Its primary mission ended with the exploration of the Neptunian system on October 2, 1989, after visiting the Uranian system in 1986, the Saturnian system in 1981, and the Jupiterian system in 1979. Voyager 2 is now in its extended mission to study the edge of the solar system and functions as 42 years, four months, and 20 days. He is still in contact with NASA.
Shortly after launch, the flight control computer incorrectly diagnosed a steering problem and initiated maneuvers that led to a 2-hour radio link with Terra. The built-in calculation solved autonomously the problem that arose with the introduction of the wrong parameters in the steering control system.
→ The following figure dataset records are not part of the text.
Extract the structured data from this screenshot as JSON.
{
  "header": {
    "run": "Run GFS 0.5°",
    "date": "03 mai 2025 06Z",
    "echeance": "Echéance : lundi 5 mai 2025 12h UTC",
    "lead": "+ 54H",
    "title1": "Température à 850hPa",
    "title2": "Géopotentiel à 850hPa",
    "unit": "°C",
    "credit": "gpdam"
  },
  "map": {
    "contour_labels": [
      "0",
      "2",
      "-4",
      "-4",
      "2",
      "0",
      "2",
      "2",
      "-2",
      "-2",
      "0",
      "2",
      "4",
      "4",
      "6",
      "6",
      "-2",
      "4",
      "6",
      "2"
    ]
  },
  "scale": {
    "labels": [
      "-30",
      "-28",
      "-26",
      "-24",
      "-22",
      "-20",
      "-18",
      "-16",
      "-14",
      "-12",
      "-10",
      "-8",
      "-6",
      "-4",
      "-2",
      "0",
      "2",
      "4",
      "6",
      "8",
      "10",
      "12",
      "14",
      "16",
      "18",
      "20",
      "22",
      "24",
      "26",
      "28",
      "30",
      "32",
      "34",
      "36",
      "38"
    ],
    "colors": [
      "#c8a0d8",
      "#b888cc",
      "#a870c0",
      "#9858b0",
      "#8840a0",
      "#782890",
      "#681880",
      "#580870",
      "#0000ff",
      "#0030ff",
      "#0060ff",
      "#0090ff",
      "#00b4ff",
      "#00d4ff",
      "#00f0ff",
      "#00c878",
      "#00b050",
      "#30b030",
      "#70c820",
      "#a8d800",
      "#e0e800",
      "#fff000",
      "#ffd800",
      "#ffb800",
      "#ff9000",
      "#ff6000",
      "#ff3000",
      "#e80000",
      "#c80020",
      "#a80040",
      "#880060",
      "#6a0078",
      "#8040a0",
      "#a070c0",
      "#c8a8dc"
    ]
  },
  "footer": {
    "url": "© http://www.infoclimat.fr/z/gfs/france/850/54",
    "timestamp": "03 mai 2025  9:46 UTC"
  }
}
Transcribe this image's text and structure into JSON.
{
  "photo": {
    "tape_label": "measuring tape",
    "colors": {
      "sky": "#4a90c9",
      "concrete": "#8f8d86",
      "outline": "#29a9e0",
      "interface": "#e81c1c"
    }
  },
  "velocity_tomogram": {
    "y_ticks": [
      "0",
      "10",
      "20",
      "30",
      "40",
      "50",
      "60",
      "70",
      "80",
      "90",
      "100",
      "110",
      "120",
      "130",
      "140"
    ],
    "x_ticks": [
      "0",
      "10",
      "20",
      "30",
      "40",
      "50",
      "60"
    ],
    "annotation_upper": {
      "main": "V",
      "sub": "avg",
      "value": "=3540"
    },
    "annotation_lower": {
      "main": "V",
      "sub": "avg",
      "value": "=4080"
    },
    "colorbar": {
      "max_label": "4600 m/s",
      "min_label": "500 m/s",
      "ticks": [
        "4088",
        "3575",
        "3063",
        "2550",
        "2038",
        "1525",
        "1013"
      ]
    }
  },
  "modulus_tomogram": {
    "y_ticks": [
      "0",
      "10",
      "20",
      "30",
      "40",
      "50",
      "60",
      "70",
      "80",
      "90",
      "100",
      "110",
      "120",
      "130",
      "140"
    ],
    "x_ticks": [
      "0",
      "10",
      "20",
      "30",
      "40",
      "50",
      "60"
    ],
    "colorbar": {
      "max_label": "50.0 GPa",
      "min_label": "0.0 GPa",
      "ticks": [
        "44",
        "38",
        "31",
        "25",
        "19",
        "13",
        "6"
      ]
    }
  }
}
NASA Regained Control Over The Voyager-2 Space Probe
A few weeks later, the ground control team, seized by new projects, failed to send a radio message to the probe. The absence of receiving a message was interpreted by the probe as a malfunction of the primary radio receiver and passed to the backup receiver.
Afterward, the safety of the leading receiver’s power supply jumped off, permanently removing it from the operation. The backup receiver was functional, but a broken capacitor meant that only transmissions sent at a precise frequency could be received. That frequency would be affected by the rotation of the Earth (due to the Doppler effect) and the temperature of the receiver onboard, among other things.
For each subsequent transmission to Voyager 2, the engineers needed to calculate the specific frequency of the signal to be received by the spacecraft. It’s impressive that using the probe, such old technology continues to operate.